Friday, November 9, 2012

Climate and the demise of the Neandertals

From "Time for the Middle to Upper Paleolithic transition in Europe"

by Wil Roebroeks; Faculty of Archaeology, Leiden University, P.O. Box 9515, 2300RA Leiden, The Netherlands

http://dx.doi.org.ezproxy.lib.utexas.edu/10.1016/j.jhevol.2008.08.008

Ice core studies have taught us that the time span of Middle and Upper Paleolithic was punctuated by rapid climatic transitions on timescales of centuries or even decades (Adams et al., 1999). Vegetation responses to such rapid fluctuations must have varied on small scales among sites and regions, according to the differences in initial environmental conditions, local and regional species pool, and the climate events concerned, and the same applies to faunal elements, including Neandertals and modern humans.
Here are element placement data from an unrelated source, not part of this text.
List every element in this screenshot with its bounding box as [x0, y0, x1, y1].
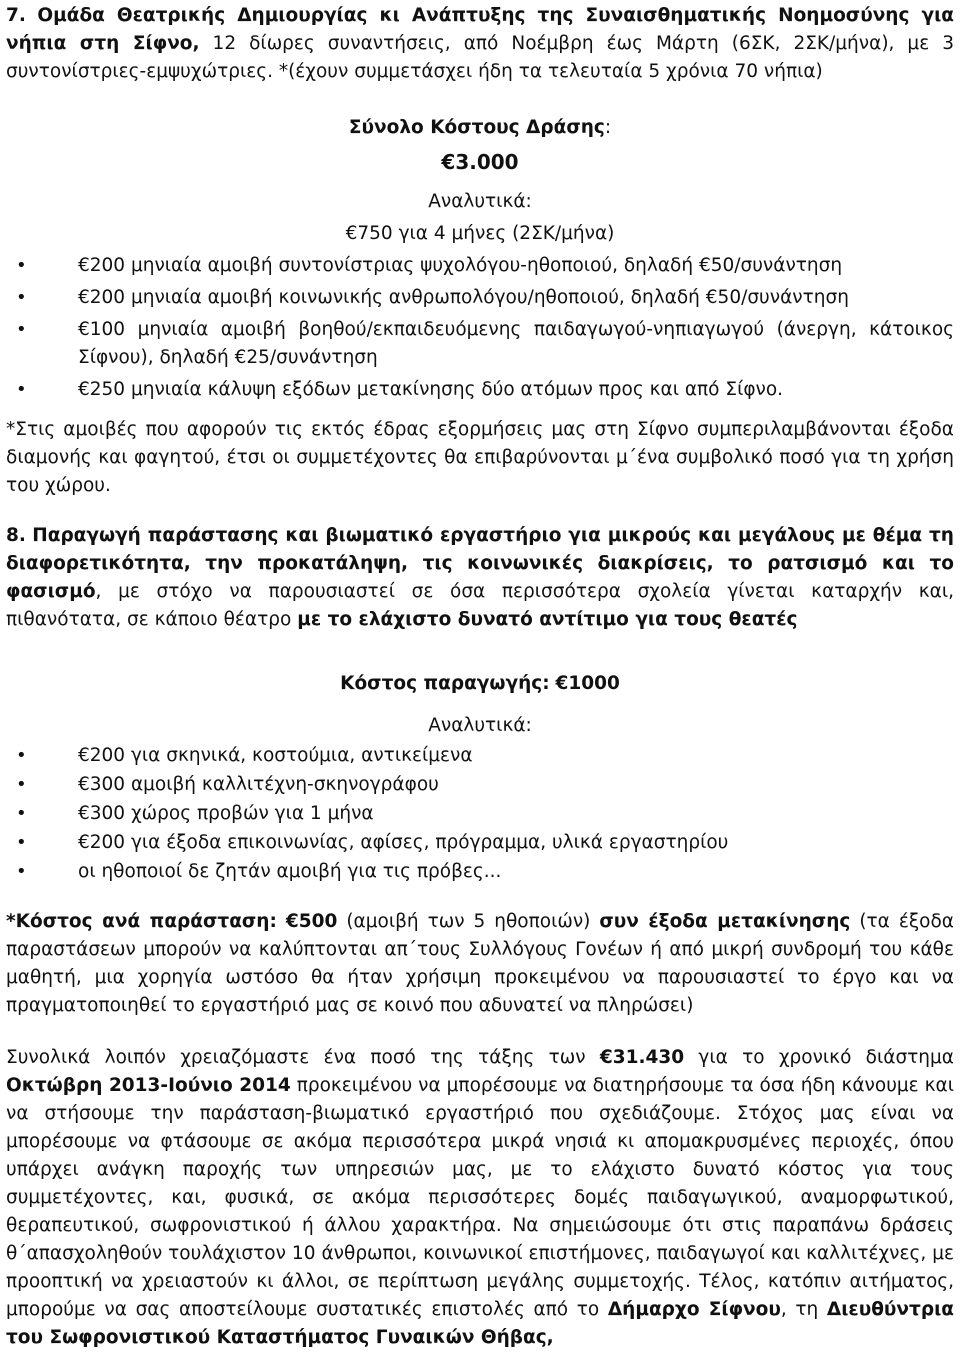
list-item: • €200 μηνιαία αμοιβή κοινωνικής ανθρωπολόγου/ηθοποιού, δηλαδή €50/συνάντηση — [78, 284, 954, 312]
section-7-total — [6, 114, 954, 142]
summary-text-4: , τη — [780, 1299, 827, 1320]
section-7-intro — [6, 2, 954, 86]
section-8-cost-label: Κόστος παραγωγής: — [340, 673, 550, 694]
section-8-cost-value: €1000 — [555, 673, 620, 694]
section-7-number: 7. — [6, 5, 26, 26]
per-performance-details: (τα έξοδα παραστάσεων μπορούν να καλύπτονται απ΄τους Συλλόγους Γονέων ή από μικρή συνδρομή του κάθε μαθητή, μια χορηγία ωστόσο θα ήταν χρήσιμη προκειμένου να παρουσιαστεί το έργο και να πραγματοποιηθεί το εργαστήριό μας σε κοινό που αδυνατεί να πληρώσει) — [6, 911, 954, 1016]
per-performance-paren: (αμοιβή των 5 ηθοποιών) — [337, 911, 600, 932]
summary-director: Διευθύντρια του Σωφρονιστικού Καταστήματος Γυναικών Θήβας, — [6, 1299, 954, 1348]
summary-period: Οκτώβρη 2013-Ιούνιο 2014 — [6, 1075, 291, 1096]
summary-text-1: Συνολικά λοιπόν χρειαζόμαστε ένα ποσό της τάξης των — [6, 1047, 600, 1068]
section-7-analytika: Αναλυτικά: — [428, 191, 532, 212]
list-item: • €200 για έξοδα επικοινωνίας, αφίσες, πρόγραμμα, υλικά εργαστηρίου — [78, 829, 954, 857]
section-8-title: Παραγωγή παράστασης και βιωματικό εργαστήριο για μικρούς και μεγάλους με θέμα τη διαφορετικότητα, την προκατάληψη, τις κοινωνικές διακρίσεις, το ρατσισμό και το φασισμό — [6, 525, 954, 602]
per-performance-extra: συν έξοδα μετακίνησης — [599, 911, 851, 932]
section-8-analytika: Αναλυτικά: — [428, 715, 532, 736]
section-7-description: 12 δίωρες συναντήσεις, από Νοέμβρη έως Μάρτη (6ΣΚ, 2ΣΚ/μήνα), με 3 συντονίστριες-εμψυχώτριες. *(έχουν συμμετάσχει ήδη τα τελευταία 5 χρόνια 70 νήπια) — [6, 33, 954, 82]
list-item: • €300 αμοιβή καλλιτέχνη-σκηνογράφου — [78, 771, 954, 799]
section-8-per-performance — [6, 908, 954, 1020]
summary-paragraph — [6, 1044, 954, 1352]
section-8-production-cost — [6, 670, 954, 698]
section-7-total-colon: : — [604, 117, 612, 138]
section-7-total-value: €3.000 — [441, 150, 519, 174]
section-7-total-label: Σύνολο Κόστους Δράσης — [348, 117, 605, 138]
summary-text-2: για το χρονικό διάστημα — [684, 1047, 954, 1068]
section-7-title: Ομάδα Θεατρικής Δημιουργίας κι Ανάπτυξης της Συναισθηματικής Νοημοσύνης για νήπια στη Σίφνο, — [6, 5, 954, 54]
per-performance-label: *Κόστος ανά παράσταση: — [6, 911, 277, 932]
summary-amount: €31.430 — [599, 1047, 685, 1068]
list-item: • €300 χώρος προβών για 1 μήνα — [78, 800, 954, 828]
section-8-intro — [6, 522, 954, 634]
summary-mayor: Δήμαρχο Σίφνου — [607, 1299, 781, 1320]
section-8-cost-list — [6, 742, 954, 886]
summary-text-3: προκειμένου να μπορέσουμε να διατηρήσουμε τα όσα ήδη κάνουμε και να στήσουμε την παράσταση-βιωματικό εργαστήριό που σχεδιάζουμε. Στόχος μας είναι να μπορέσουμε να φτάσουμε σε ακόμα περισσότερα μικρά νησιά κι απομακρυσμένες περιοχές, όπου υπάρχει ανάγκη παροχής των υπηρεσιών μας, με το ελάχιστο δυνατό κόστος για τους συμμετέχοντες, και, φυσικά, σε ακόμα περισσότερες δομές παιδαγωγικού, αναμορφωτικού, θεραπευτικού, σωφρονιστικού ή άλλου χαρακτήρα. Να σημειώσουμε ότι στις παραπάνω δράσεις θ΄απασχοληθούν τουλάχιστον 10 άνθρωποι, κοινωνικοί επιστήμονες, παιδαγωγοί και καλλιτέχνες, με προοπτική να χρειαστούν κι άλλοι, σε περίπτωση μεγάλης συμμετοχής. Τέλος, κατόπιν αιτήματος, μπορούμε να σας αποστείλουμε συστατικές επιστολές από το — [6, 1075, 954, 1320]
per-performance-value: €500 — [285, 911, 338, 932]
list-item: • €200 μηνιαία αμοιβή συντονίστριας ψυχολόγου-ηθοποιού, δηλαδή €50/συνάντηση — [78, 252, 954, 280]
section-7-cost-list — [6, 252, 954, 404]
section-7-note: *Στις αμοιβές που αφορούν τις εκτός έδρας εξορμήσεις μας στη Σίφνο συμπεριλαμβάνονται έξοδα διαμονής και φαγητού, έτσι οι συμμετέχοντες θα επιβαρύνονται μ΄ένα συμβολικό ποσό για τη χρήση του χώρου. — [6, 419, 954, 496]
section-8-price-note: με το ελάχιστο δυνατό αντίτιμο για τους θεατές — [297, 609, 798, 630]
list-item: • €200 για σκηνικά, κοστούμια, αντικείμενα — [78, 742, 954, 770]
list-item: • €100 μηνιαία αμοιβή βοηθού/εκπαιδευόμενης παιδαγωγού-νηπιαγωγού (άνεργη, κάτοικος Σίφνου), δηλαδή €25/συνάντηση — [78, 316, 954, 372]
section-8-description: , με στόχο να παρουσιαστεί σε όσα περισσότερα σχολεία γίνεται καταρχήν και, πιθανότατα, σε κάποιο θέατρο — [6, 581, 954, 630]
section-8-number: 8. — [6, 525, 26, 546]
list-item: • €250 μηνιαία κάλυψη εξόδων μετακίνησης δύο ατόμων προς και από Σίφνο. — [78, 376, 954, 404]
section-7-subline: €750 για 4 μήνες (2ΣΚ/μήνα) — [345, 223, 615, 244]
list-item: • οι ηθοποιοί δε ζητάν αμοιβή για τις πρόβες... — [78, 858, 954, 886]
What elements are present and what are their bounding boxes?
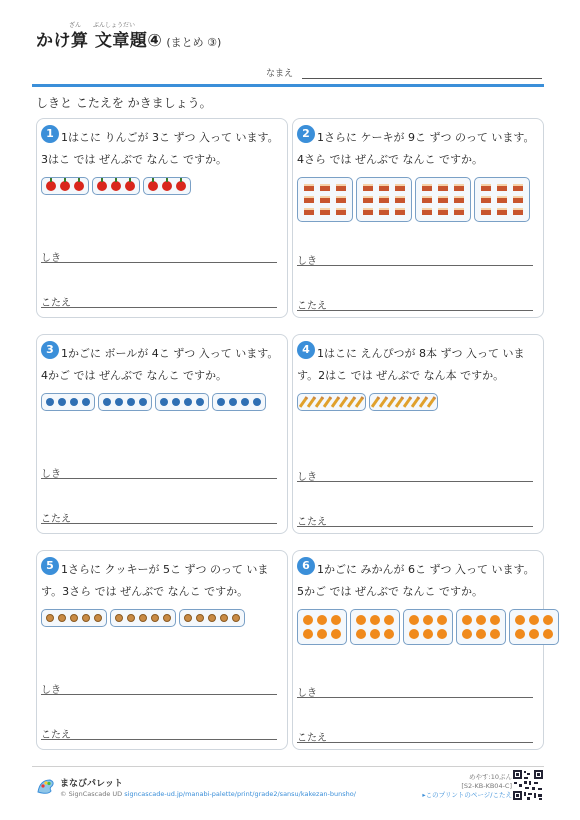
- footer-credit: [60, 790, 356, 798]
- cake-icon: [481, 196, 491, 203]
- shiki-label: しき: [41, 469, 61, 480]
- cake-icon: [304, 196, 314, 203]
- problem-card-1: [36, 118, 288, 318]
- orange-icon: [490, 615, 500, 625]
- problem-card-5: [36, 550, 288, 750]
- shiki-label: しき: [41, 685, 61, 696]
- group-box: [155, 393, 209, 411]
- cake-icon: [422, 208, 432, 215]
- title-ruby-zan: ざん: [69, 22, 82, 29]
- group-box: [350, 609, 400, 645]
- cake-icon: [304, 184, 314, 191]
- ball-icon: [160, 398, 168, 406]
- cookie-icon: [127, 614, 135, 622]
- ball-icon: [127, 398, 135, 406]
- orange-icon: [529, 615, 539, 625]
- apple-icon: [46, 181, 56, 191]
- cake-icon: [454, 208, 464, 215]
- problem-number: 1: [41, 125, 59, 143]
- shiki-answer-line[interactable]: [41, 478, 277, 479]
- orange-icon: [303, 615, 313, 625]
- group-box: [297, 393, 366, 411]
- ball-icon: [184, 398, 192, 406]
- cake-icon: [379, 196, 389, 203]
- cake-icon: [513, 196, 523, 203]
- ball-icon: [139, 398, 147, 406]
- page-subtitle: (まとめ ③): [166, 36, 222, 49]
- kotae-answer-line[interactable]: [297, 310, 533, 311]
- orange-icon: [331, 629, 341, 639]
- problem-text: 1はこに えんぴつが 8本 ずつ 入って います。2はこ では ぜんぶで なん本 ですか。: [297, 347, 525, 382]
- group-box: [509, 609, 559, 645]
- orange-icon: [437, 629, 447, 639]
- problem-number: 2: [297, 125, 315, 143]
- orange-icon: [437, 615, 447, 625]
- apple-icon: [162, 181, 172, 191]
- group-box: [456, 609, 506, 645]
- shiki-answer-line[interactable]: [41, 262, 277, 263]
- group-box: [41, 609, 107, 627]
- cake-icon: [497, 196, 507, 203]
- cookie-icon: [163, 614, 171, 622]
- orange-icon: [462, 629, 472, 639]
- kotae-answer-line[interactable]: [297, 742, 533, 743]
- pencil-icon: [427, 396, 436, 408]
- cake-icon: [422, 196, 432, 203]
- group-box: [474, 177, 530, 222]
- footer-meta: [422, 773, 512, 800]
- cake-icon: [481, 184, 491, 191]
- orange-icon: [462, 615, 472, 625]
- group-box: [212, 393, 266, 411]
- ball-icon: [82, 398, 90, 406]
- ball-icon: [46, 398, 54, 406]
- cookie-icon: [58, 614, 66, 622]
- shiki-answer-line[interactable]: [297, 481, 533, 482]
- apple-icon: [97, 181, 107, 191]
- title-ruby-bunshoudai: ぶんしょうだい: [93, 22, 136, 29]
- shiki-answer-line[interactable]: [41, 694, 277, 695]
- pencil-icon: [355, 396, 364, 408]
- cookie-icon: [232, 614, 240, 622]
- shiki-label: しき: [297, 256, 317, 267]
- ball-icon: [172, 398, 180, 406]
- orange-icon: [356, 629, 366, 639]
- cookie-icon: [70, 614, 78, 622]
- group-box: [297, 609, 347, 645]
- problem-card-4: [292, 334, 544, 534]
- print-code: [S2-KB-KB04-C]: [461, 782, 512, 790]
- ball-icon: [58, 398, 66, 406]
- problem-text: 1さらに ケーキが 9こ ずつ のって います。4さら では ぜんぶで なんこ ですか。: [297, 131, 535, 166]
- shiki-label: しき: [297, 688, 317, 699]
- cake-icon: [336, 184, 346, 191]
- shiki-answer-line[interactable]: [297, 265, 533, 266]
- cake-icon: [320, 208, 330, 215]
- cake-icon: [395, 184, 405, 191]
- cookie-icon: [46, 614, 54, 622]
- problem-card-6: [292, 550, 544, 750]
- cake-icon: [438, 184, 448, 191]
- orange-icon: [409, 615, 419, 625]
- orange-icon: [317, 629, 327, 639]
- cake-icon: [379, 184, 389, 191]
- ball-icon: [115, 398, 123, 406]
- orange-icon: [370, 629, 380, 639]
- ball-icon: [241, 398, 249, 406]
- cookie-icon: [196, 614, 204, 622]
- cake-icon: [336, 196, 346, 203]
- shiki-label: しき: [297, 472, 317, 483]
- orange-icon: [423, 615, 433, 625]
- page-title-row: [36, 26, 221, 51]
- apple-icon: [74, 181, 84, 191]
- cake-icon: [363, 208, 373, 215]
- problem-card-2: [292, 118, 544, 318]
- orange-icon: [370, 615, 380, 625]
- orange-icon: [409, 629, 419, 639]
- cookie-icon: [151, 614, 159, 622]
- cookie-icon: [220, 614, 228, 622]
- ball-icon: [253, 398, 261, 406]
- cake-icon: [497, 184, 507, 191]
- cake-icon: [395, 208, 405, 215]
- kotae-label: こたえ: [297, 301, 327, 312]
- footer-divider: [32, 766, 544, 767]
- kotae-label: こたえ: [41, 730, 71, 741]
- shiki-answer-line[interactable]: [297, 697, 533, 698]
- group-box: [415, 177, 471, 222]
- problem-number: 6: [297, 557, 315, 575]
- orange-icon: [543, 629, 553, 639]
- cake-icon: [481, 208, 491, 215]
- group-box: [297, 177, 353, 222]
- meyasu-text: めやす:10ぷん: [469, 773, 512, 781]
- cookie-icon: [139, 614, 147, 622]
- instruction-text: しきと こたえを かきましょう。: [36, 96, 212, 110]
- orange-icon: [423, 629, 433, 639]
- orange-icon: [490, 629, 500, 639]
- apple-icon: [148, 181, 158, 191]
- problem-illustration: [297, 393, 438, 411]
- problem-illustration: [297, 177, 530, 222]
- problem-number: 4: [297, 341, 315, 359]
- cake-icon: [422, 184, 432, 191]
- cookie-icon: [184, 614, 192, 622]
- cake-icon: [304, 208, 314, 215]
- group-box: [98, 393, 152, 411]
- cookie-icon: [208, 614, 216, 622]
- orange-icon: [303, 629, 313, 639]
- kotae-label: こたえ: [41, 298, 71, 309]
- apple-icon: [111, 181, 121, 191]
- orange-icon: [384, 615, 394, 625]
- ball-icon: [229, 398, 237, 406]
- cake-icon: [320, 196, 330, 203]
- apple-icon: [60, 181, 70, 191]
- cookie-icon: [82, 614, 90, 622]
- apple-icon: [176, 181, 186, 191]
- ball-icon: [196, 398, 204, 406]
- problem-text: 1はこに りんごが 3こ ずつ 入って います。3はこ では ぜんぶで なんこ ですか。: [41, 131, 279, 166]
- header-divider: [32, 84, 544, 87]
- problem-illustration: [41, 609, 245, 627]
- orange-icon: [476, 629, 486, 639]
- cookie-icon: [115, 614, 123, 622]
- kotae-label: こたえ: [297, 517, 327, 528]
- orange-icon: [515, 629, 525, 639]
- group-box: [41, 177, 89, 195]
- cake-icon: [513, 208, 523, 215]
- ball-icon: [103, 398, 111, 406]
- apple-icon: [125, 181, 135, 191]
- problem-number: 3: [41, 341, 59, 359]
- problem-text: 1かごに みかんが 6こ ずつ 入って います。5かご では ぜんぶで なんこ ですか。: [297, 563, 535, 598]
- shiki-label: しき: [41, 253, 61, 264]
- cake-icon: [336, 208, 346, 215]
- orange-icon: [356, 615, 366, 625]
- problem-text: 1かごに ボールが 4こ ずつ 入って います。4かご では ぜんぶで なんこ ですか。: [41, 347, 279, 382]
- orange-icon: [331, 615, 341, 625]
- name-line[interactable]: [302, 67, 542, 79]
- cake-icon: [363, 196, 373, 203]
- footer-url-link[interactable]: signcascade-ud.jp/manabi-palette/print/grade2/sansu/kakezan-bunsho/: [124, 790, 356, 798]
- ball-icon: [70, 398, 78, 406]
- kotae-answer-line[interactable]: [41, 739, 277, 740]
- cake-icon: [454, 196, 464, 203]
- cake-icon: [320, 184, 330, 191]
- kotae-label: こたえ: [41, 514, 71, 525]
- group-box: [403, 609, 453, 645]
- name-field[interactable]: [266, 66, 542, 79]
- problem-illustration: [41, 177, 191, 195]
- cake-icon: [513, 184, 523, 191]
- orange-icon: [317, 615, 327, 625]
- brand-name: まなびパレット: [60, 779, 123, 789]
- page-title: かけ算 文章題④: [36, 31, 163, 51]
- cake-icon: [395, 196, 405, 203]
- cake-icon: [438, 208, 448, 215]
- cake-icon: [363, 184, 373, 191]
- orange-icon: [515, 615, 525, 625]
- kotae-answer-line[interactable]: [41, 523, 277, 524]
- kotae-answer-line[interactable]: [41, 307, 277, 308]
- orange-icon: [529, 629, 539, 639]
- orange-icon: [476, 615, 486, 625]
- problem-number: 5: [41, 557, 59, 575]
- cake-icon: [497, 208, 507, 215]
- group-box: [356, 177, 412, 222]
- cake-icon: [379, 208, 389, 215]
- group-box: [92, 177, 140, 195]
- problem-illustration: [297, 609, 559, 645]
- group-box: [179, 609, 245, 627]
- group-box: [41, 393, 95, 411]
- cookie-icon: [94, 614, 102, 622]
- problem-text: 1さらに クッキーが 5こ ずつ のって います。3さら では ぜんぶで なんこ ですか。: [41, 563, 269, 598]
- orange-icon: [543, 615, 553, 625]
- answer-page-link[interactable]: ▸このプリントのページ/こたえ: [422, 791, 512, 799]
- kotae-answer-line[interactable]: [297, 526, 533, 527]
- ball-icon: [217, 398, 225, 406]
- orange-icon: [384, 629, 394, 639]
- group-box: [110, 609, 176, 627]
- cake-icon: [454, 184, 464, 191]
- qr-code-icon[interactable]: [512, 769, 544, 801]
- name-label: なまえ: [266, 69, 294, 79]
- cake-icon: [438, 196, 448, 203]
- palette-logo-icon: [36, 776, 56, 796]
- kotae-label: こたえ: [297, 733, 327, 744]
- problem-card-3: [36, 334, 288, 534]
- group-box: [369, 393, 438, 411]
- problem-illustration: [41, 393, 266, 411]
- copyright-text: © SignCascade UD: [60, 790, 123, 798]
- group-box: [143, 177, 191, 195]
Various authors have suggested that such climatic fluctuations were instrumental in the disappearance of the Neandertals, one of the latest climatic hypotheses having been presented by Mellars (2006) who suggests that their final demise may have coincided with the sudden onset of the much colder and drier conditions of the Heinrich Event 4. However, extremes of temperatures reached during this period were not exceptional, and had been experienced in earlier glacial-interglacial cycles survived by Neandertals, where the extremes of OIS 4 and 6 led to abandonment of the northern parts of Europe, as did the most extreme parts of OIS 2, for modern humans (e.g., Roebroeks et al., 1992). Recently Tzedakis et al. (2007) have also made the point that climate change was probably not the key factor here, as before 28 ka 14C BP (i.e., according to most of the papers in this volume long after their demise) Neandertals would have faced a pattern of climatic fluctuations that they had been surviving for at least 100,000 years already.